Ce mardi 3 février 2026, une étape cruciale se joue au palais de justice de Paris dans le procès en appel concernant l’affaire dite des assistants parlementaires européens du Rassemblement National (RN). Après plus de trois semaines de débats, les réquisitions du parquet général sont attendues dans l’après-midi, marquant possiblement un tournant juridique et politique pour Marine Le Pen et son parti. 

L’origine du procès remonte à une affaire de détournement de fonds publics présumés par des membres du Front national, devenu depuis Rassemblement National (RN). Entre 2004 et 2016, des fonds du Parlement européen auraient été utilisés pour rémunérer des assistants parlementaires qui, selon l’accusation, auraient en réalité travaillé pour le parti, et non pour l’institution européenne. 

En première instance, le tribunal correctionnel de Paris avait condamné Marine Le Pen à une peine de quatre ans de prison (dont deux avec sursis ou mesurés par bracelet électronique), 100 000 € d’amende et surtout cinq ans d’inéligibilité avec exécution provisoire. Cette inéligibilité, effective immédiatement, la rendait inapte à concourir pour toute élection, notamment la présidentielle de 2027, sauf si l’appel infirmatif était prononcé. 

Avec elle sont jugés dix autres cadres du RN, dont plusieurs figures proches de la direction du parti et ex-députés européens, poursuivis pour les mêmes faits. 

Après la clôture des débats sur le fond, la procédure entre dans une phase décisive. Ce mardi après-midi, les deux avocats généraux du parquet général de Paris présenteront leurs réquisitions devant la cour d’appel. Ces réquisitions – qui peuvent inclure des demandes spécifiques de peines, des suspensions ou des mesures d’inéligibilité – serviront de base aux juges pour rendre leur jugement définitif attendu à l’été 2026. 

Les réquisitions devraient durer près de six heures, pendant lesquelles l’accusation exposera sa position sur la culpabilité des prévenus et la gravité des sanctions appropriées.

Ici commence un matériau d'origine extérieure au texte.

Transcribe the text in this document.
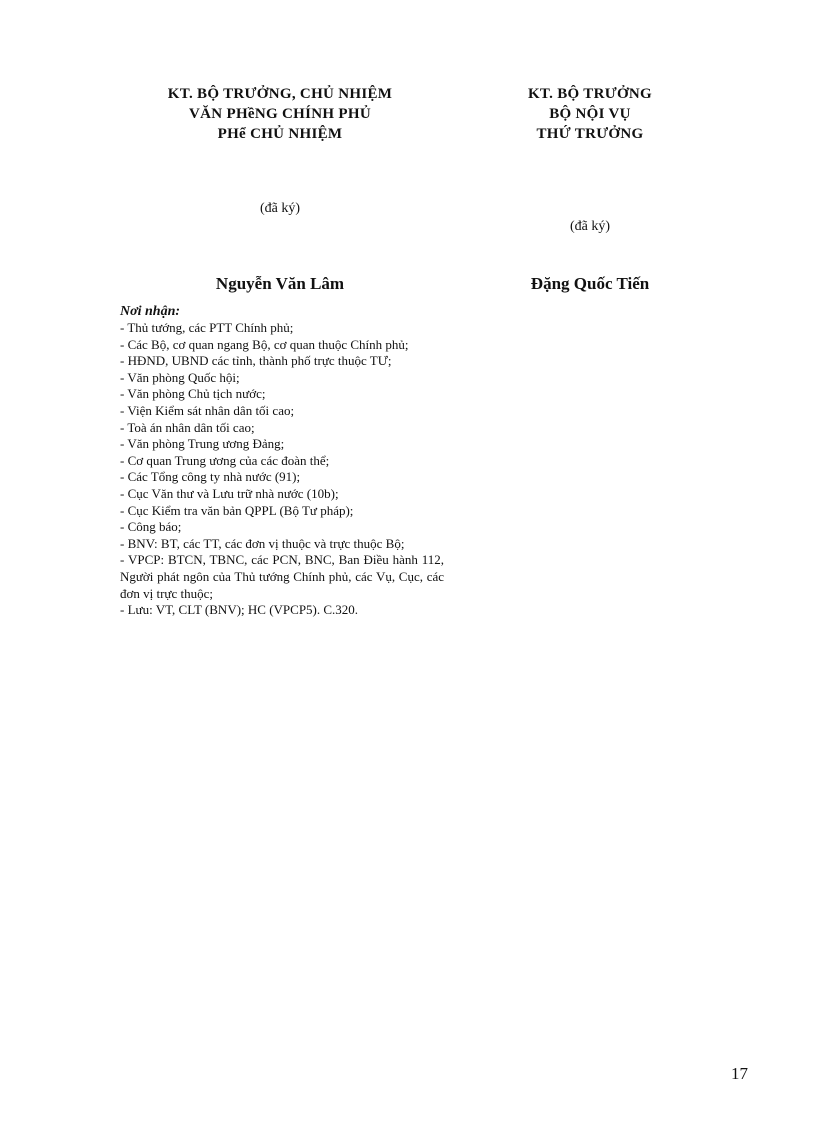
KT. BỘ TRƯỞNG, CHỦ NHIỆM
VĂN PHềNG CHÍNH PHỦ
PHể CHỦ NHIỆM
KT. BỘ TRƯỞNG
BỘ NỘI VỤ
THỨ TRƯỞNG
(đã ký)
(đã ký)
Nguyễn Văn Lâm	Đặng Quốc Tiến
Nơi nhận:
- Thủ tướng, các PTT Chính phủ;
- Các Bộ, cơ quan ngang Bộ, cơ quan thuộc Chính phủ;
- HĐND, UBND các tỉnh, thành phố trực thuộc TƯ;
- Văn phòng Quốc hội;
- Văn phòng Chủ tịch nước;
- Viện Kiểm sát nhân dân tối cao;
- Toà án nhân dân tối cao;
- Văn phòng Trung ương Đảng;
- Cơ quan Trung ương của các đoàn thể;
- Các Tổng công ty nhà nước (91);
- Cục Văn thư và Lưu trữ nhà nước (10b);
- Cục Kiểm tra văn bản QPPL (Bộ Tư pháp);
- Công báo;
- BNV: BT, các TT, các đơn vị thuộc và trực thuộc Bộ;
- VPCP: BTCN, TBNC, các PCN, BNC, Ban Điều hành 112, Người phát ngôn của Thủ tướng Chính phủ, các Vụ, Cục, các đơn vị trực thuộc;
- Lưu: VT, CLT (BNV); HC (VPCP5). C.320.
17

La question centrale est notamment de savoir si Marine Le Pen et les autres prévenus doivent voir leurs condamnations renforcées, modifiées ou éventuellement allégées par rapport à la première instance. 

Enjeux politiques : l’avenir présidentiel en jeu

Au-delà de l’aspect juridique, l’audience revêt une dimension politique considérable. Marine Le Pen, figure majeure de l’extrême droite française et présidente du groupe parlementaire du RN, prépare une quatrième candidature à l’Élysée pour 2027. La décision du parquet et celles des magistrats d’appel pourraient déterminer si elle sera éligible ou non à se présenter à cette élection. 

En effet, si le parquet général requiert – et si la cour confirme – des peines d’inéligibilité étendues ou l’exécution immédiate de sanctions, l’impact politique serait majeur. Une confirmation de l’inéligibilité prononcée en première instance signifierait que Marine Le Pen ne pourrait pas être candidate en 2027, modifiant profondément le paysage politique français. 

Après les réquisitions, la défense aura l’occasion de présenter ses plaidoiries à partir de mercredi, qui s’étendront jusqu’à la mi-février. Les magistrats prononceront ensuite leur arrêt d’appel à l’été, qui scellera le sort judiciaire de Marine Le Pen, du RN et de ses proches impliqués dans cette affaire. 

Dans un climat politique déjà tendu, ce procès continue de polariser l’opinion et de susciter de vifs débats sur la justice, la transparence des financements politiques et l’avenir des principaux acteurs de la scène politique française.